Thursday, August 31, 2006

Movie Morals

Contrary to my preferences, my lady and I went to see THE DEVIL WEARS PRADA (at the $1 theater), last night.

Truth be told, it was an enjoyable film, despite my concerns before and during the feature. Still, some of those concerns lingered well after the movie started and ended - specifically, the moral/message of various segments of the story seemed really flawed. I had a problem with the values (and sorry logic and reasoning) that the film seemed to promote. That affected my enjoyment of the film.

I kept thinking about it, though, and I found myself wondering if that was fair of me - to judge the movie by it's so-called "message."
I mean, if I made movies, I'd like for them to be unpredictable, among other things. That means that sometimes the "good guys" would win and sometimes they wouldn't. When the good guys lost, would that mean that I'm trying to send the message that having strong values and integrity are bad things?


It would simply mean I'm telling a story in which SOME characters feel that way and SOMETIMES, those characters GET their way.

Sounds just like life, to me.

So, should the morals and messages of movies (filtered through our respective interpretations) really factor into how we judge them?


Raiden said...

I don't think that the morals of a film prevent it from being a good film. How you judge it though is a matter of personal preference.

I like to live my life as a good honest guy but I enjoy films where villians win. My father thinks that good should always triumph and hates movies that go against the norm.

I try to look at things from an artistic point of view and enjoy the quality of the project not just the content. That said, there are still movies that I will not see for moral reasons. Brokeback Mountain being a prime example. I'm sure Ang Lee did a great job but I will never know becuase I'm not interested in seeing two cowboy on the D.L.

West said...

Mostly, it was the "message" about logic, that bothered me.

More than once, someone gave the main character grief for something that wasn't her fault... and the *apparent* message was that they were right and she was wrong.

I can't stand fucked-up logic. Can't stand it.

I guess that includes works of fiction that seem to reinforce f-ul.

Obviously, I disagree with you about Brokeback. It's good to know where you stand, though.

JoJo D. said...

Well, both yes and no. Movies need good, plausible, believable plots, morals, and messages. But then again, art imitates life, so what we see on screen is definitely what we see out in the world.

I thought you were going to visit me, LOL! That's okay; I understand if you're "busy", LOL! Have a good day, West. Hope to see you soon.

West said...

I hit you up, yesterday, jojo d.


Michael May said...

"...should the morals and messages of movies (filtered through our respective interpretations) really factor into how we judge them?"
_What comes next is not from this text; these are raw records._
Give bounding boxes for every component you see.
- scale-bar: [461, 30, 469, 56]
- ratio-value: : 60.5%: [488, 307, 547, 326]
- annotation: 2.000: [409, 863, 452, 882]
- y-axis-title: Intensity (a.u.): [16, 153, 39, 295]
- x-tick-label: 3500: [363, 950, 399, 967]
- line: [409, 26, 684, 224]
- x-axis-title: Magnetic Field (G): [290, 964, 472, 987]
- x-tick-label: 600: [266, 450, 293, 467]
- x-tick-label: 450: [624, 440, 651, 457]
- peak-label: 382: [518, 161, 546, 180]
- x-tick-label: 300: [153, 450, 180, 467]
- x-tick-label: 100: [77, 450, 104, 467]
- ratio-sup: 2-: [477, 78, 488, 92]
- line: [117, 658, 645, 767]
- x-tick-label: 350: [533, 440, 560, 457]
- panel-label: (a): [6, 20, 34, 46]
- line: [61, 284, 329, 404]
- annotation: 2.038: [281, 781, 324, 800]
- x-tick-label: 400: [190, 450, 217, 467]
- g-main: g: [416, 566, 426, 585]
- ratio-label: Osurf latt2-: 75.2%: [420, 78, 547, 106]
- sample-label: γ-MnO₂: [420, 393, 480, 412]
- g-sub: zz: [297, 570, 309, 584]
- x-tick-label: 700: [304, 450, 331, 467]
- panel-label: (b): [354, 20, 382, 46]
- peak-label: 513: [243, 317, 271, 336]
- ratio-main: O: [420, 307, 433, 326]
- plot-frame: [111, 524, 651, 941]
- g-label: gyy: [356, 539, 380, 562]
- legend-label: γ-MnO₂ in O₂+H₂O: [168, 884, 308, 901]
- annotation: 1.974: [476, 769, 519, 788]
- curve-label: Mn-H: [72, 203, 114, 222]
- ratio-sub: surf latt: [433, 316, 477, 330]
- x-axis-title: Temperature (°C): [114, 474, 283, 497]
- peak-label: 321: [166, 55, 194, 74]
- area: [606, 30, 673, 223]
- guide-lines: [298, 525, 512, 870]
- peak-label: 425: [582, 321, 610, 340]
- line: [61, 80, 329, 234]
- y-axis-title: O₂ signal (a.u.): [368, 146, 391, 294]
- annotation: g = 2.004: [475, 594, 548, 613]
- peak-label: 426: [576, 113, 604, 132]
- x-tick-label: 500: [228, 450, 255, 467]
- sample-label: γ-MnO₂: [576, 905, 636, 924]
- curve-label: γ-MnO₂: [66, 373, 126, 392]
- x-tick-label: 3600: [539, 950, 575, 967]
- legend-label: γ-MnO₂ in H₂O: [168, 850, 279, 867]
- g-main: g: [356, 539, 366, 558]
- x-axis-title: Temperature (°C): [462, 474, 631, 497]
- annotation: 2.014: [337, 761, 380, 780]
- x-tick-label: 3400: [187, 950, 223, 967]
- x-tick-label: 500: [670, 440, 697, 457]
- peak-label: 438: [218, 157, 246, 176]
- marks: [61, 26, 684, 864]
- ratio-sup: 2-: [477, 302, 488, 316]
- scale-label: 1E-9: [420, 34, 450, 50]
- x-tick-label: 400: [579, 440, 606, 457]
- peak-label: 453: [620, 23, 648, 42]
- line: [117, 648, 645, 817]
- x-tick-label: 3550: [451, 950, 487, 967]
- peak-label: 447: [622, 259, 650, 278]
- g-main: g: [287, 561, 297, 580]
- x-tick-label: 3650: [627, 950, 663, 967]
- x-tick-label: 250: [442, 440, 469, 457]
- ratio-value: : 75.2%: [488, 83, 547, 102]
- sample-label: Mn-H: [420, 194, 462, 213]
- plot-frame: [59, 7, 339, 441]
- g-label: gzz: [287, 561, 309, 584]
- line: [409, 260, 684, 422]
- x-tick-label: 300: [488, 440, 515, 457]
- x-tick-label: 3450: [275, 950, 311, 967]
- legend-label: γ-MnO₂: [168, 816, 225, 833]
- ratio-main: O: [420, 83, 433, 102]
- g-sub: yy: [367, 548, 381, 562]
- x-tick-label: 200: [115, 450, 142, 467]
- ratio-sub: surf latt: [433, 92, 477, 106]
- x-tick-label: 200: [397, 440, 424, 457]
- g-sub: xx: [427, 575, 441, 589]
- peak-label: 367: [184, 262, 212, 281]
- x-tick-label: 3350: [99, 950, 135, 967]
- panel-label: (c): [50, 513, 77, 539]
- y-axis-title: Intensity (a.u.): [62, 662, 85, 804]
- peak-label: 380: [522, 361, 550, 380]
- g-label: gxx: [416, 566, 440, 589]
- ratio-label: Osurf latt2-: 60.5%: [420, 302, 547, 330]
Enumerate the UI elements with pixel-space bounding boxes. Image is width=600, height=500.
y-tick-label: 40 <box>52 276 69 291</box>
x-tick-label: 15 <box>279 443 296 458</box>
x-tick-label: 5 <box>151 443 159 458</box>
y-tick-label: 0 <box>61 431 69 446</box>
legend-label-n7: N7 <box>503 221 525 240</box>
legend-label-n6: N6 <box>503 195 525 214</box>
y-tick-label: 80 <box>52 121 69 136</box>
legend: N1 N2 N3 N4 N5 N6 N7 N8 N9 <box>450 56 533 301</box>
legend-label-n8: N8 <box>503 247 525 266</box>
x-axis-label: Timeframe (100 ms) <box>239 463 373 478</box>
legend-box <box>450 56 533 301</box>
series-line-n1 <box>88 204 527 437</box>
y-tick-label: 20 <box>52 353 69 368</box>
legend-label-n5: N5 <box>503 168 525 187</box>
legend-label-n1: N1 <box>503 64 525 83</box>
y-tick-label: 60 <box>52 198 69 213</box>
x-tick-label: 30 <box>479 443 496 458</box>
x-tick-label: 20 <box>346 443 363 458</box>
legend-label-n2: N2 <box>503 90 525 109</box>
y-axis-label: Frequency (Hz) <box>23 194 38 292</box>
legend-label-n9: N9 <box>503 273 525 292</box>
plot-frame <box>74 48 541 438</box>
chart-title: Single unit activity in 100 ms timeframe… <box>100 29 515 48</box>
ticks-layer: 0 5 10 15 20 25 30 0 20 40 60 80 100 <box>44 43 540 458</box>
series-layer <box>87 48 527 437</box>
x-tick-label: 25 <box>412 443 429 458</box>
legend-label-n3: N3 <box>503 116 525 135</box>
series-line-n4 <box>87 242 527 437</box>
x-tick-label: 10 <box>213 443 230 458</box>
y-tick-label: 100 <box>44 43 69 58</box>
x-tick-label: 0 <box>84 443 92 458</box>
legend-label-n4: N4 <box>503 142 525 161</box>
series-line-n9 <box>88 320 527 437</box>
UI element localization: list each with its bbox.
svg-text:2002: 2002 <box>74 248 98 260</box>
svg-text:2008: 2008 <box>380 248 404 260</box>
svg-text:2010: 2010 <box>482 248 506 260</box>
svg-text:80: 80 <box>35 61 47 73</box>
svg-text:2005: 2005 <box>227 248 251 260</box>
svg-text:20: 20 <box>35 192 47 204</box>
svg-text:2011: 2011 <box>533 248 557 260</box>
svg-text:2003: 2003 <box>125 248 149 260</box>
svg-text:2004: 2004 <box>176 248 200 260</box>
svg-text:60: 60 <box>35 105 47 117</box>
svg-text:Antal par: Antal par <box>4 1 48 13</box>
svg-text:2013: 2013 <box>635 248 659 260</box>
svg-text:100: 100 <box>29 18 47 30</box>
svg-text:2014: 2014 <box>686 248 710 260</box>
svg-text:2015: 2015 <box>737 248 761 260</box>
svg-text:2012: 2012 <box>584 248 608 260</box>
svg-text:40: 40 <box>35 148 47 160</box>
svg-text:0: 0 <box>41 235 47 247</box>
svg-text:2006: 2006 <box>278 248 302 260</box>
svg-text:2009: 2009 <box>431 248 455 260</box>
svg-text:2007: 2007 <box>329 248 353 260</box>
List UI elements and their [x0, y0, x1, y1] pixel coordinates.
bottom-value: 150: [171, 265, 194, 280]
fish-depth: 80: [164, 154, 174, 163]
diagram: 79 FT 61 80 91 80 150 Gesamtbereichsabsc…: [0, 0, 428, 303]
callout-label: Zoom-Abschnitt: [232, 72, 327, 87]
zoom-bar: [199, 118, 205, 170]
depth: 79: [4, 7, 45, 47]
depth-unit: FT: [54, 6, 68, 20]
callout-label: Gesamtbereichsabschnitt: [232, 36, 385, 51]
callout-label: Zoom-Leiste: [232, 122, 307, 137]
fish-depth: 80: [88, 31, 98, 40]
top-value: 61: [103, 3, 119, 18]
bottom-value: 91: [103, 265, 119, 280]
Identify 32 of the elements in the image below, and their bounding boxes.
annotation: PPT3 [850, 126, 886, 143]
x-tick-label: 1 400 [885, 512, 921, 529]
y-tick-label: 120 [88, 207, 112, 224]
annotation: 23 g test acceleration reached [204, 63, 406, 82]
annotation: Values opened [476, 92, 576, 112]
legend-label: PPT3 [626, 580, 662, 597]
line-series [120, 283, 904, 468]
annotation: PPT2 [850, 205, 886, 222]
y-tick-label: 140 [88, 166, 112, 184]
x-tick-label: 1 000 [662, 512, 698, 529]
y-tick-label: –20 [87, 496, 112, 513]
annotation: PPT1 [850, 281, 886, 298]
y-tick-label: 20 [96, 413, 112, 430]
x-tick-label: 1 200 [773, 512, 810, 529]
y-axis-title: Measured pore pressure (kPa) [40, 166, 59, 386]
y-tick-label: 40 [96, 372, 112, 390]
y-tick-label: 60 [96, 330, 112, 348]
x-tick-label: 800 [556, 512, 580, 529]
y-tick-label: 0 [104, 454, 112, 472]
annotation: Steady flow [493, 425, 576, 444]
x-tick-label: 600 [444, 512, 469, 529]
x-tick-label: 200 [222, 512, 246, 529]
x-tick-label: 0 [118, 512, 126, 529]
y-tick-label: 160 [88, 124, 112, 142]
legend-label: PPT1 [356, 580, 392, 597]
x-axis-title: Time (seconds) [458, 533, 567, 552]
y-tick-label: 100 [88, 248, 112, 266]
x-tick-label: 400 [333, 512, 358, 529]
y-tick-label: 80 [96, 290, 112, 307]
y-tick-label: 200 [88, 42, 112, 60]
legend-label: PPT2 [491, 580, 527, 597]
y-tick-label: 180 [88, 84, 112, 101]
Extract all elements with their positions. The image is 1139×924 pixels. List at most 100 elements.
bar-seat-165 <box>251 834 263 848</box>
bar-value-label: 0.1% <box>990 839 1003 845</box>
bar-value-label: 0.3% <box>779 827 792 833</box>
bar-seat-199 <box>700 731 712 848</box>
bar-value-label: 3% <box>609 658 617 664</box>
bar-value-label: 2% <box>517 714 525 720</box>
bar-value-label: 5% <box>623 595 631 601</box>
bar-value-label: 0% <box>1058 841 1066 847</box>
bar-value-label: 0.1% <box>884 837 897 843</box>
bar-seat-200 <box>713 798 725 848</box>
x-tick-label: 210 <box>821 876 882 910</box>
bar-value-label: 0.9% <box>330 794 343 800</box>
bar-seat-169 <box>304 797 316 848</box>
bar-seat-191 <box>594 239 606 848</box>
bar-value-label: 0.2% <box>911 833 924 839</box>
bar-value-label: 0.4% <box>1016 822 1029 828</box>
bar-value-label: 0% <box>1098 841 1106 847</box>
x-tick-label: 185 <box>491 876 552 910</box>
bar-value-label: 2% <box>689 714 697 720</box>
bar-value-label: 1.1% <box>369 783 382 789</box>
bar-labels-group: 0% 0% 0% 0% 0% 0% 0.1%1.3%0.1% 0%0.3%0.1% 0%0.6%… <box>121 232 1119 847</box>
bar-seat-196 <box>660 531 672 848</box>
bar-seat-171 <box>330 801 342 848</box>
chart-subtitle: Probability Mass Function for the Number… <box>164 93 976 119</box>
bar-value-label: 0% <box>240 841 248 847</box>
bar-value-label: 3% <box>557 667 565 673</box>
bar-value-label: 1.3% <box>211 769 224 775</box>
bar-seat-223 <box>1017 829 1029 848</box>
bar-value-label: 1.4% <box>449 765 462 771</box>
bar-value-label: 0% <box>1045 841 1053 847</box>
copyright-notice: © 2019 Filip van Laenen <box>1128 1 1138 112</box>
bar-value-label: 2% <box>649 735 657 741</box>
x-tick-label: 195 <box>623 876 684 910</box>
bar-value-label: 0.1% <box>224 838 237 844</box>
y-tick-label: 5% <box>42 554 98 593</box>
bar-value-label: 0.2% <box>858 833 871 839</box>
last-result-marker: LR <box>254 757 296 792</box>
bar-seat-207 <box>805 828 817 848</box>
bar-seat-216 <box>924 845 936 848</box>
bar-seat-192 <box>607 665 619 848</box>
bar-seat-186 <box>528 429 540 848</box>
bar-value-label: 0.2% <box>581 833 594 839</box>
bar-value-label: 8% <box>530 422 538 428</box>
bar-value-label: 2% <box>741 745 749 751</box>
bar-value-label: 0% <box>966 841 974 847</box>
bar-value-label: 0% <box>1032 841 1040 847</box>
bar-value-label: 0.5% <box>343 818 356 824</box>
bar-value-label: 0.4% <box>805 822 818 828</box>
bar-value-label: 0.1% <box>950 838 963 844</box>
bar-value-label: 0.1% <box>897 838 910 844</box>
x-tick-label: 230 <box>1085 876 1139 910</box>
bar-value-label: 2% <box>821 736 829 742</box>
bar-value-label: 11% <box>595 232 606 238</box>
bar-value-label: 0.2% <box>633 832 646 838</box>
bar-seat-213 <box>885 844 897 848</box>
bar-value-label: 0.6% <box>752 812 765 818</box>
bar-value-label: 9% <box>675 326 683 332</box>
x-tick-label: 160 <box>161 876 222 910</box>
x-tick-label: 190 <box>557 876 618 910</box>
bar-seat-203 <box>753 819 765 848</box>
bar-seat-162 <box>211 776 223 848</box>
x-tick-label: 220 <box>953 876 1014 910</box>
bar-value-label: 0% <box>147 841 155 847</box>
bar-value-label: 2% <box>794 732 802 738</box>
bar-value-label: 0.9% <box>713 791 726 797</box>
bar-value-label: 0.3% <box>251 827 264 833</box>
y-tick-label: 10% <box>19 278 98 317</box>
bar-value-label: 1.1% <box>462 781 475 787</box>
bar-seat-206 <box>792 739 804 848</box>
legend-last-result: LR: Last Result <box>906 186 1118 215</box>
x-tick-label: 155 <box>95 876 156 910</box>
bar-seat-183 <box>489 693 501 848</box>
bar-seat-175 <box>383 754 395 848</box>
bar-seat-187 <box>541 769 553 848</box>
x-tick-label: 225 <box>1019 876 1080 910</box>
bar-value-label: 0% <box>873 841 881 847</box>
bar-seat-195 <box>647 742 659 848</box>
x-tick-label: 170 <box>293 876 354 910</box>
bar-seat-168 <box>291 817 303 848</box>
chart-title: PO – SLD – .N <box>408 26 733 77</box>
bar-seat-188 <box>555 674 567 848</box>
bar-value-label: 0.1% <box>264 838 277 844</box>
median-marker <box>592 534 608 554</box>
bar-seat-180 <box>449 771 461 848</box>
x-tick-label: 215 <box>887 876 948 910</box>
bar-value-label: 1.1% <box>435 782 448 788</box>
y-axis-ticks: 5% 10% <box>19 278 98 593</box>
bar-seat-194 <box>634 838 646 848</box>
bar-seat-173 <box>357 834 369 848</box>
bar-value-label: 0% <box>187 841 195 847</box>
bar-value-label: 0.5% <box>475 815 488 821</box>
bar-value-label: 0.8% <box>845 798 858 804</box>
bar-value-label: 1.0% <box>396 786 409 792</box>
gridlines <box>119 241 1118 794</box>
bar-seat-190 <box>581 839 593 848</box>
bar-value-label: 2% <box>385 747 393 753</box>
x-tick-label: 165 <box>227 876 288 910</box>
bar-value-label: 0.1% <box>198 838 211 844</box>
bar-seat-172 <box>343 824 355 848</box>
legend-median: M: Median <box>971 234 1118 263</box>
Absolutely. What the story is trying to say (its message or theme) is just as important as how it says it (its plot).

That doesn't mean that Good always has to triumph over Evil. But if Evil wins, there should be a reason for it beyond just trying to be different. There should be a message about why Evil won in this particular case. The message doesn't necessarily have to be overtly spelled out, but it should be there if you're looking for it.

For that matter, there should be an equally strong reason if Good wins. In storytelling, everything that happens should somehow connect back to the story's message.

So, for sure you should judge a movie on whatever that message is.

Jaimie said...

When I see a movie, I personally do not like mindless entertainment as James does. I love movies with a message and significance. (By the way, I saw Idlewild and loved it!)

Also, anything with Meryl I'll usually watch.